While I spent a few months sidekicking, I was able to enjoy a couple of busman's holidays, seeing some Summer Stock. My own gig as Sancho Panza cannot be classified as a stock gig;
Wayside Theatre began its life as a summer theatre, but has long since graduated to year-round producing. But elsewhere in the Shenandoah Valley, there are two other theaters offering up summer fare.
A few miles up the road from Wayside, there is a summer stock theatre which has been producing big musicals for over a quarter of a century. Shenandoah Summer Music Theatre has a special place in my heart, as
I've often mentioned in these pages. It provided the first job I ever snagged from a New York audition, and since then, I have returned to play some terrific roles. Though I've only appeared there a handful of times over the past decade or so, I do my best to catch at least one show each season. This year,
a whole slew of
Man of La Mancha folks gathered to attend SSMT's season opener,
Hairspray. The cast was headed by my two favorite Shendites, Rick Wesley and Robin Higginbotham. Rick is an alumnus of the program at Shenandoah University, which hosts SSMT, and since his graduation about a hundred years ago, he has become one of the steady presences each season. This year, he played the drag role of Edna Turnblat, the agoraphobic, "full-figured" hausfrau originally played by Harvey
Fierstein onstage, and destroyed by John Travolta in the movie. He was teamed with another Shenandoah favorite, Jack Rowles, and they tore up the stage as the parents of our heroine, Tracy. I admire Rick each and every time I see him, and hope one day to be able to share the SSMT stage with him.

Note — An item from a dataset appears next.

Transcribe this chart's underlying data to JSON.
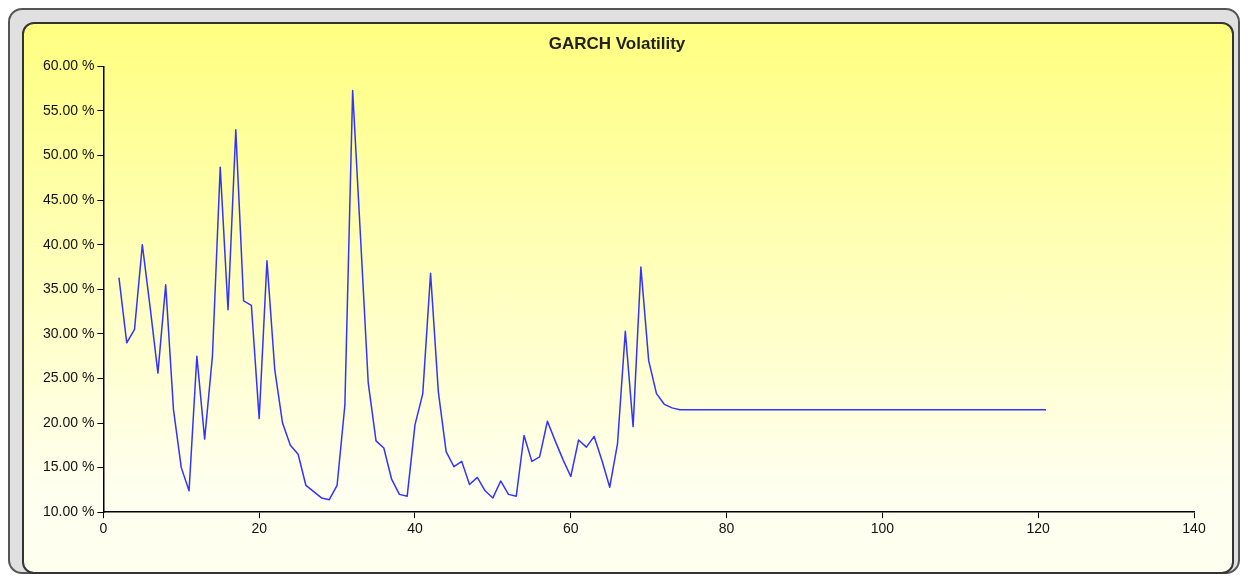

As for Robin, well, I have already shared the stage with that firecracker; she is another alum who has become an integral part of each SSMT season. In
Hairspray, she got the rare opportunity to play a villain ( "Miss Baltimore Crabs"), and she was a hoot. Robin and I were the comic relief in
Brigadoon a while back, an experience which remains one of my favorites.
The big surprise in
Hairspray, for me, was the gal playing best friend Penny, a young actress named Beth Tarnow. Beth played my daughter in
Bye Bye Birdie two years ago,
and has matured into a dynamic musical performer. She landed every laugh, and practically stole the show.
I love all the success stories of SSMT, because I know first hand how many odds must be overcome there. Artistic Director Hal Herman created the festival 26 years ago, and continues to direct almost all the shows himself. The kids in the ensemble get a crash course in true summer stock: roughly ten days of rehearsal which will include a maximum of four rehearsals with the full orchestra, and only a day and a half onstage before the opening. Even more terrifying, there is one, count 'em
ONE, full tech-dress runthrough, without stops, before the opening night crowd shows up. After 26 years, Hal and his crew know how to do it.
Totem Pole Playhouse knows how to do it, too. Their schedule is almost identical to Shenandoah's, and they've been pulling off six or so shows each summer for a whopping 59 years. In previous generations, the theatre was run by Jean Stapleton's husband, and the walls of the theatre are adorned with pictures of her in a variety of shows, before she became a television superstar playing Edith Bunker.
My DC buddy Ray Ficca has recently taken over the reigns of the company, so I was very glad I had the chance to get out to Gettysburg, PA, to see one of his shows. I have seen
I Hate Hamlet twice before, including the notorious original Broadway production, where one of the leading players quit the show during intermission (I wrote about seeing that show
here). I also saw a community theatre production of this light-weight piece only a year or so ago (
go here to read my rant about that monstrosity), so there were not going to be any surprises for me.
Except there actually were. The Totem Pole production was superior to either of the previous incarnations I had encountered, due to the performances of my friends Ray Ficca and
Larry Dalke. (If you've dropped by these pages before, you may have noticed that my friends are always the best things in their shows...it's a mysterious phenomenon). Ray played the ghost of John Barrymore in this one, and as always, his physicality brought great sparkle to the show. Larry, I'm not surprised to report, swiped every scene in which he appeared, playing the materialistic Hollywood producer.
I love summer stock, both as a performer and as an observer. I think there is no greater challenge to the stage actor; there is never enough rehearsal, so actors must create on their feet, a very exciting and dangerous task.
Hairspray and
I Hate Hamlet have both closed by now, already replaced by new productions with the swiftness that only Summer Stock brings.
Both Shenandoah Summer Music Theatre and Totem Pole Playhouse know how to do it.